Technical failure triggered over 10,000 flight delays and over 1300 flight cancelations with hundreds of thousands of passengers across the nation affected

For the primary time since 9/11, all US flights have been grounded for almost three hours on January 11, 2023, attributable to a Federal Aviation Administration (FAA) outage traced to a database failure.

The Airline Passenger Experience Association (APEX), one of many world’s largest worldwide airline associations, that advances passenger expertise with the backing of almost each main airline, demanded US authorities passenger compensation following yesterday’s nationwide grounding of all home flights.

The technical failure triggered over 10,000 flight delays and over 1300 flight cancelations with hundreds of thousands of passengers across the nation affected and over $200 million of financial harm estimated by APEX.

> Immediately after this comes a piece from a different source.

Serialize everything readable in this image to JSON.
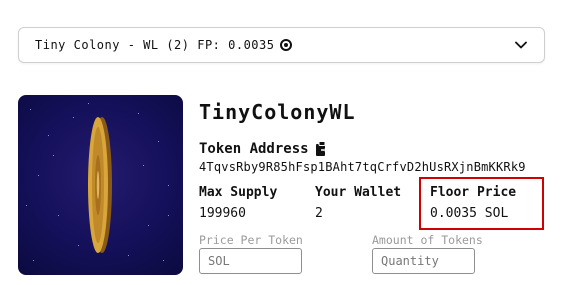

APEX referred to as upon U.S. Department of Transportation (DOT) Secretary Pete Buttigieg to carry the federal government to the identical degree of accountability that he had demanded from airways the day previous to the FAA failure.

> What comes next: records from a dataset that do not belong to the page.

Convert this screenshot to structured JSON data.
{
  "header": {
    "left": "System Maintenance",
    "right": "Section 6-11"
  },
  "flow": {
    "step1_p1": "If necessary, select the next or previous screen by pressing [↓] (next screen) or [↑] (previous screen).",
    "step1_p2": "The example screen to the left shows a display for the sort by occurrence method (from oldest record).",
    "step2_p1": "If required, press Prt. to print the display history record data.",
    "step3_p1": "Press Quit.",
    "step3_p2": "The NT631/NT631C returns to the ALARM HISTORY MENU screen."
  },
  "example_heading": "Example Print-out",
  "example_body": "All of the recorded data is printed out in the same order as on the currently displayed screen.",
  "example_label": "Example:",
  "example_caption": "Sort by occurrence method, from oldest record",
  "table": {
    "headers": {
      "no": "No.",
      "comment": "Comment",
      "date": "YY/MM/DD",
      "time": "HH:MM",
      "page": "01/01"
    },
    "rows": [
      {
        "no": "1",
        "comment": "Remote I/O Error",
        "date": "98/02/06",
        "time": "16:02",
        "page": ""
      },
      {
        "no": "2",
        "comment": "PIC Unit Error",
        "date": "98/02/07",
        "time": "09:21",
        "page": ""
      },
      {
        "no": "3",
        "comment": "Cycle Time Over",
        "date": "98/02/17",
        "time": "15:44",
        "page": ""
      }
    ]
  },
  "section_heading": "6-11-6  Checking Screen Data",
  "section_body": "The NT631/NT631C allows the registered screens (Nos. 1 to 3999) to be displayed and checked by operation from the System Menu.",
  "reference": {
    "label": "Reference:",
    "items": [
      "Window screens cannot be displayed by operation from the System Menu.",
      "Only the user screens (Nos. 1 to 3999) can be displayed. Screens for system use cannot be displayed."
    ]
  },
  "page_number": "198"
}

On Tuesday, Secretary Buttigieg acknowledged on Twitter, “We will enforce their responsibility to refund flight tickets and reimburse for alternate & ground transport, baggage costs, meals and hotels.” 

With a program for comparable authorities accountability for flight delays, funds may very well be reimbursed to prospects from the billions of tax {dollars} charged to passengers.

“The US government needs to rise to the same level of accountability to passengers as the airlines that have been paying hundreds of millions of dollars to protect customers for non-weather-related delays and cancellations,” APEX CEO Dr. Joe Leader acknowledged.

“Air traffic control failures happen too often. This national failure highlights a need for the US government to redirect airline taxes to practice what they preach: protect customers when it’s your fault within your control.”

APEX pointed to the FAA system failure as additional underlining the necessity for air site visitors management modernization.

In addition to additional defending passengers from failures, U.S. authorities analysis has indicated {that a} Next Generation Air Transportation System (NextGen) may cut back airline gas utilization by as much as 5% via extra fuel-efficient site visitors administration.

The replace may save billions of {dollars} yearly paid by airways and their passengers in additional environment friendly journey.